Let $\mathbb B$ be a Boolean algebra. Let $F$ be a proper filter in $\mathbb B$ (i.e. $0 \notin F$), and let $I$ be its dual ideal. Suppose there exists $a \in \mathbb B$ such that $a \notin F \cup I$.
Question: Does there exist a Boolean algebra $\mathbb B'$ and a homomorphism $h: \mathbb B \to \mathbb B'$ such that $h(a) \in h(F)$?
All I have been able to observe so far is that $h$ cannot be injective.
Let $G = [F\cup\{a\})$ be the filter generated by $F \cup \{a\}$.
We have that $c \in G$ iff $a \wedge b \leq c$ for some $b \in F$.
Let us see that $G$ is proper.
If $0 \in G$ then there exist $b \in F$ such that $b \wedge a = 0$.
It follows that $b \leq a'$, whence $a' \in F$ and $a \in I$, a contradiction.

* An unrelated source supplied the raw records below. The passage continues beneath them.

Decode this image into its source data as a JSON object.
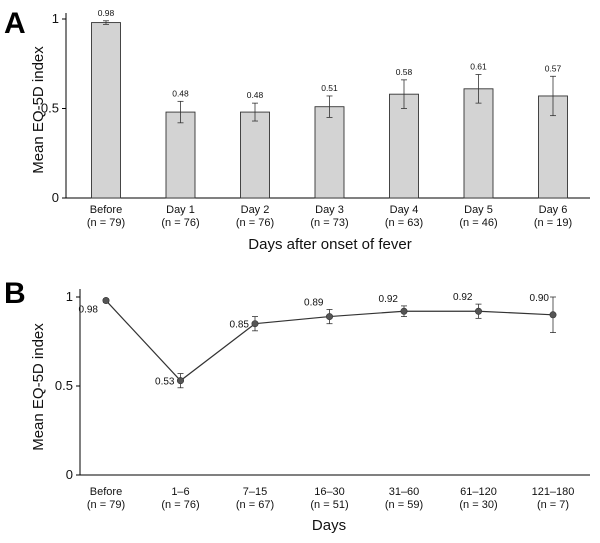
{
  "chart_data": [
    {
      "panel": "A",
      "type": "bar",
      "ylabel": "Mean EQ-5D index",
      "xlabel": "Days after onset of fever",
      "ylim": [
        0,
        1
      ],
      "yticks": [
        "0",
        "0.5",
        "1"
      ],
      "categories": [
        {
          "label": "Before",
          "n": "(n = 79)"
        },
        {
          "label": "Day 1",
          "n": "(n = 76)"
        },
        {
          "label": "Day 2",
          "n": "(n = 76)"
        },
        {
          "label": "Day 3",
          "n": "(n = 73)"
        },
        {
          "label": "Day 4",
          "n": "(n = 63)"
        },
        {
          "label": "Day 5",
          "n": "(n = 46)"
        },
        {
          "label": "Day 6",
          "n": "(n = 19)"
        }
      ],
      "values": [
        0.98,
        0.48,
        0.48,
        0.51,
        0.58,
        0.61,
        0.57
      ],
      "value_labels": [
        "0.98",
        "0.48",
        "0.48",
        "0.51",
        "0.58",
        "0.61",
        "0.57"
      ],
      "error": [
        0.01,
        0.06,
        0.05,
        0.06,
        0.08,
        0.08,
        0.11
      ]
    },
    {
      "panel": "B",
      "type": "line",
      "ylabel": "Mean EQ-5D index",
      "xlabel": "Days",
      "ylim": [
        0,
        1
      ],
      "yticks": [
        "0",
        "0.5",
        "1"
      ],
      "categories": [
        {
          "label": "Before",
          "n": "(n = 79)"
        },
        {
          "label": "1–6",
          "n": "(n = 76)"
        },
        {
          "label": "7–15",
          "n": "(n = 67)"
        },
        {
          "label": "16–30",
          "n": "(n = 51)"
        },
        {
          "label": "31–60",
          "n": "(n = 59)"
        },
        {
          "label": "61–120",
          "n": "(n = 30)"
        },
        {
          "label": "121–180",
          "n": "(n = 7)"
        }
      ],
      "values": [
        0.98,
        0.53,
        0.85,
        0.89,
        0.92,
        0.92,
        0.9
      ],
      "value_labels": [
        "0.98",
        "0.53",
        "0.85",
        "0.89",
        "0.92",
        "0.92",
        "0.90"
      ],
      "error": [
        0.01,
        0.04,
        0.04,
        0.04,
        0.03,
        0.04,
        0.1
      ]
    }
  ]
}
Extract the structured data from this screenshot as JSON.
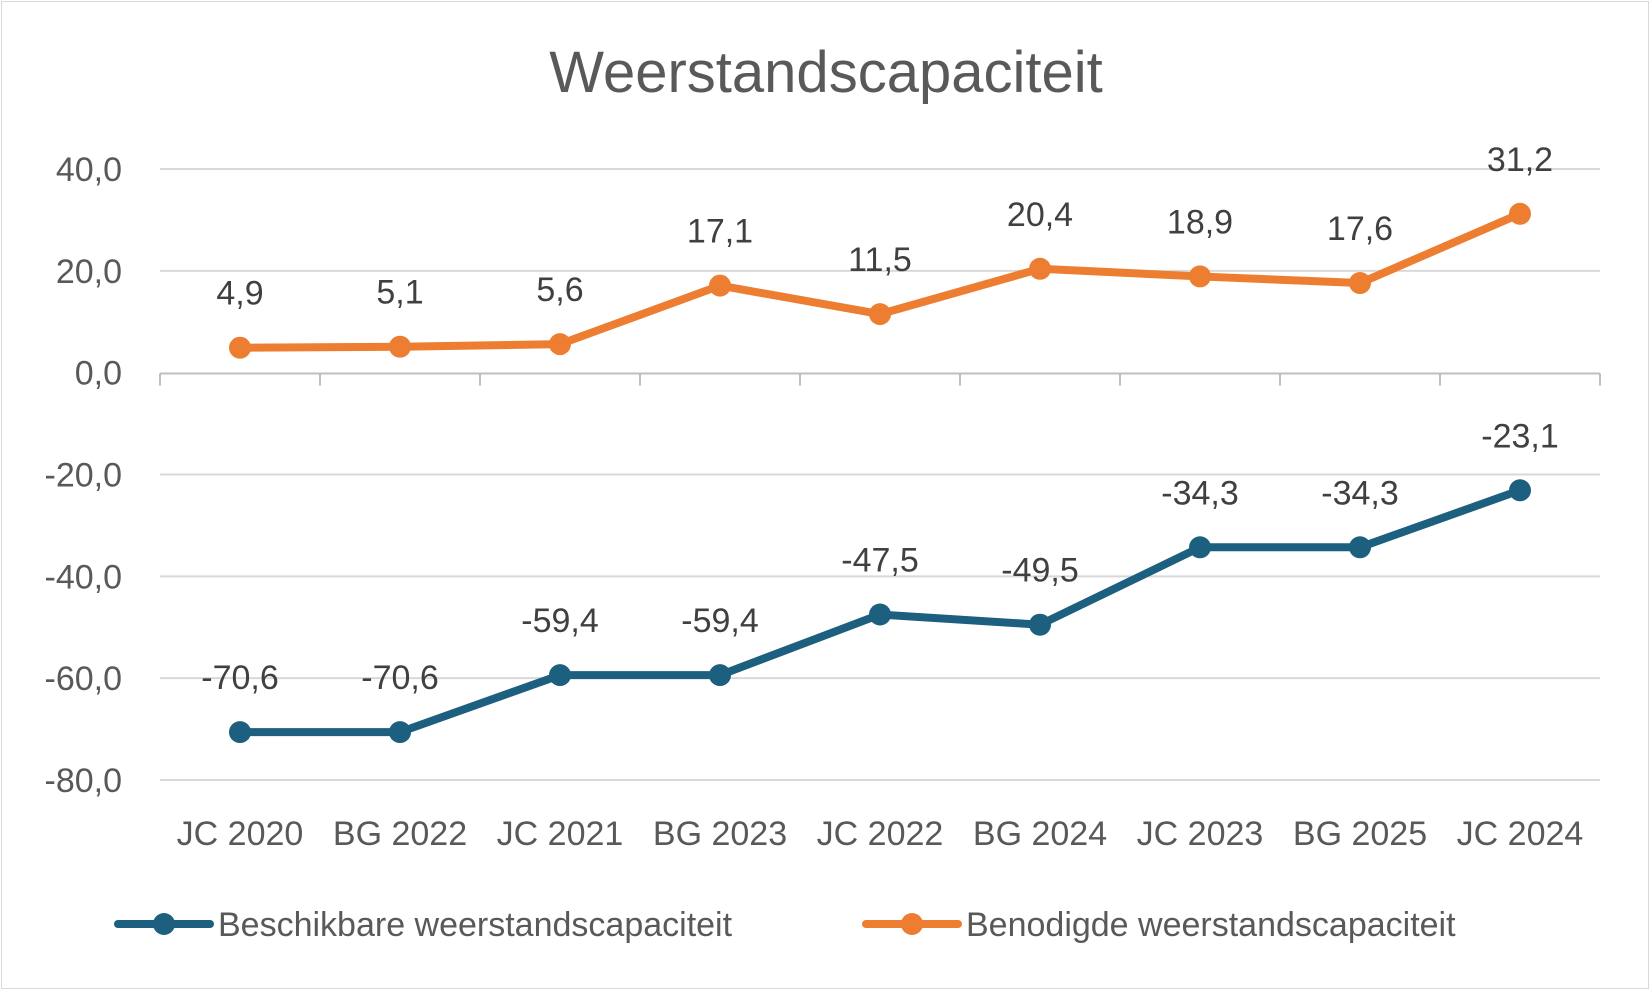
{
  "chart_data": {
    "type": "line",
    "title": "Weerstandscapaciteit",
    "categories": [
      "JC 2020",
      "BG 2022",
      "JC 2021",
      "BG 2023",
      "JC 2022",
      "BG 2024",
      "JC 2023",
      "BG 2025",
      "JC 2024"
    ],
    "ylim": [
      -80,
      40
    ],
    "yticks": [
      "40,0",
      "20,0",
      "0,0",
      "-20,0",
      "-40,0",
      "-60,0",
      "-80,0"
    ],
    "ytick_values": [
      40,
      20,
      0,
      -20,
      -40,
      -60,
      -80
    ],
    "grid": true,
    "legend_position": "bottom",
    "series": [
      {
        "name": "Beschikbare weerstandscapaciteit",
        "color": "#1d5f7f",
        "values": [
          -70.6,
          -70.6,
          -59.4,
          -59.4,
          -47.5,
          -49.5,
          -34.3,
          -34.3,
          -23.1
        ],
        "labels": [
          "-70,6",
          "-70,6",
          "-59,4",
          "-59,4",
          "-47,5",
          "-49,5",
          "-34,3",
          "-34,3",
          "-23,1"
        ]
      },
      {
        "name": "Benodigde weerstandscapaciteit",
        "color": "#ed7d31",
        "values": [
          4.9,
          5.1,
          5.6,
          17.1,
          11.5,
          20.4,
          18.9,
          17.6,
          31.2
        ],
        "labels": [
          "4,9",
          "5,1",
          "5,6",
          "17,1",
          "11,5",
          "20,4",
          "18,9",
          "17,6",
          "31,2"
        ]
      }
    ]
  }
}
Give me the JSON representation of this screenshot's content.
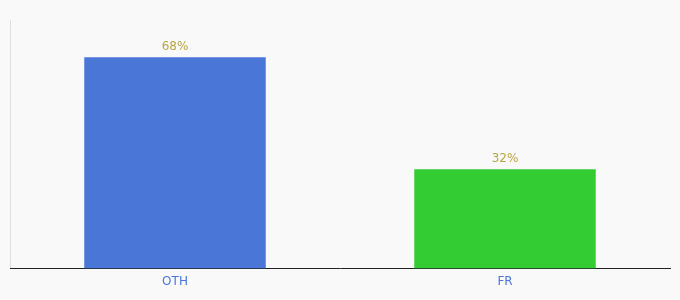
{
  "chart_data": {
    "type": "bar",
    "categories": [
      "OTH",
      "FR"
    ],
    "values": [
      68,
      32
    ],
    "value_labels": [
      "68%",
      "32%"
    ],
    "colors": [
      "#4a76d8",
      "#33cc33"
    ],
    "ylim": [
      0,
      80
    ],
    "data_labels": true,
    "tick_labels": "x",
    "grid": false
  }
}
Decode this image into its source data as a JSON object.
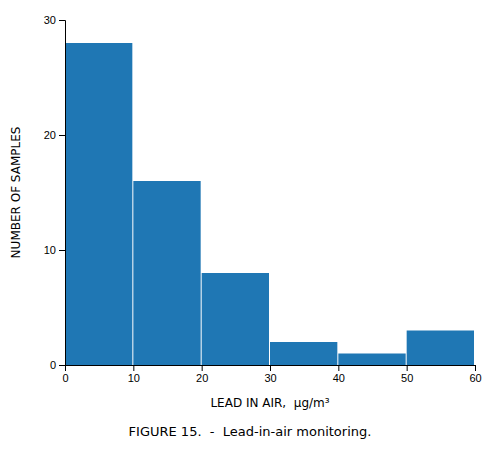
{
  "chart_data": {
    "type": "histogram",
    "bins": [
      0,
      10,
      20,
      30,
      40,
      50,
      60
    ],
    "values": [
      28,
      16,
      8,
      2,
      1,
      3
    ],
    "xlabel": "LEAD IN AIR,  μg/m³",
    "ylabel": "NUMBER OF SAMPLES",
    "caption": "FIGURE 15.  -  Lead-in-air monitoring.",
    "xlim": [
      0,
      60
    ],
    "xticks": [
      0,
      10,
      20,
      30,
      40,
      50,
      60
    ],
    "ylim": [
      0,
      30
    ],
    "yticks": [
      0,
      10,
      20,
      30
    ],
    "grid": false
  }
}
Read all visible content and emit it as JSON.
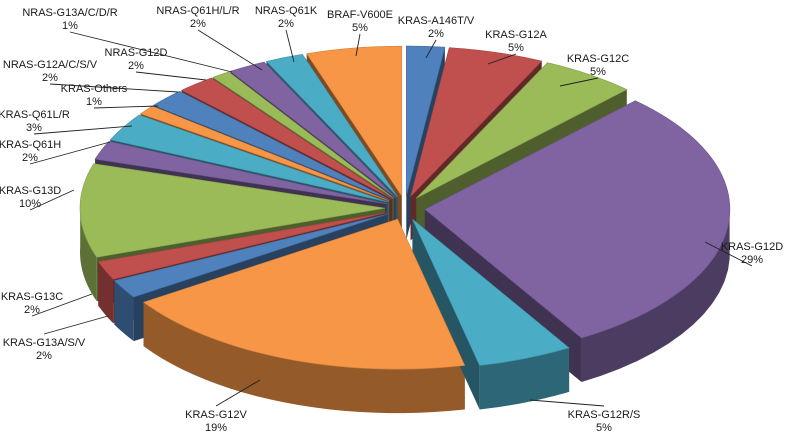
{
  "chart_data": {
    "type": "pie",
    "style": "exploded 3D pie",
    "title": "",
    "slices": [
      {
        "name": "KRAS-A146T/V",
        "value": 2,
        "label": "2%",
        "color": "#4f81bd"
      },
      {
        "name": "KRAS-G12A",
        "value": 5,
        "label": "5%",
        "color": "#c0504d"
      },
      {
        "name": "KRAS-G12C",
        "value": 5,
        "label": "5%",
        "color": "#9bbb59"
      },
      {
        "name": "KRAS-G12D",
        "value": 29,
        "label": "29%",
        "color": "#8064a2"
      },
      {
        "name": "KRAS-G12R/S",
        "value": 5,
        "label": "5%",
        "color": "#4bacc6"
      },
      {
        "name": "KRAS-G12V",
        "value": 19,
        "label": "19%",
        "color": "#f79646"
      },
      {
        "name": "KRAS-G13A/S/V",
        "value": 2,
        "label": "2%",
        "color": "#4f81bd"
      },
      {
        "name": "KRAS-G13C",
        "value": 2,
        "label": "2%",
        "color": "#c0504d"
      },
      {
        "name": "KRAS-G13D",
        "value": 10,
        "label": "10%",
        "color": "#9bbb59"
      },
      {
        "name": "KRAS-Q61H",
        "value": 2,
        "label": "2%",
        "color": "#8064a2"
      },
      {
        "name": "KRAS-Q61L/R",
        "value": 3,
        "label": "3%",
        "color": "#4bacc6"
      },
      {
        "name": "KRAS-Others",
        "value": 1,
        "label": "1%",
        "color": "#f79646"
      },
      {
        "name": "NRAS-G12A/C/S/V",
        "value": 2,
        "label": "2%",
        "color": "#4f81bd"
      },
      {
        "name": "NRAS-G12D",
        "value": 2,
        "label": "2%",
        "color": "#c0504d"
      },
      {
        "name": "NRAS-G13A/C/D/R",
        "value": 1,
        "label": "1%",
        "color": "#9bbb59"
      },
      {
        "name": "NRAS-Q61H/L/R",
        "value": 2,
        "label": "2%",
        "color": "#8064a2"
      },
      {
        "name": "NRAS-Q61K",
        "value": 2,
        "label": "2%",
        "color": "#4bacc6"
      },
      {
        "name": "BRAF-V600E",
        "value": 5,
        "label": "5%",
        "color": "#f79646"
      }
    ]
  }
}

Now, let $b \in G \cap I$.
It follows that $b' \in F$, thence $b,b' \in G$ and $0 \in G$, a contradiction.
Therefore $G \cap I = \varnothing$.
Finally (and here you need (AC) or actually, something a little bit weaker, I think, but (AC) will do it), given that $G$ is an filter, $I$ is an ideal and $G \cap I = \varnothing$, there exists an ultrafilter $U$ such that $G \subseteq U$ and $U \cap I = \varnothing$.
Let $\mathbb B'$ be the two-element Boolean algebra, and make $h(x) = 1$ iff $x \in U$.
It follows that $h(a) = 1 \in \{1\} = h(F)$.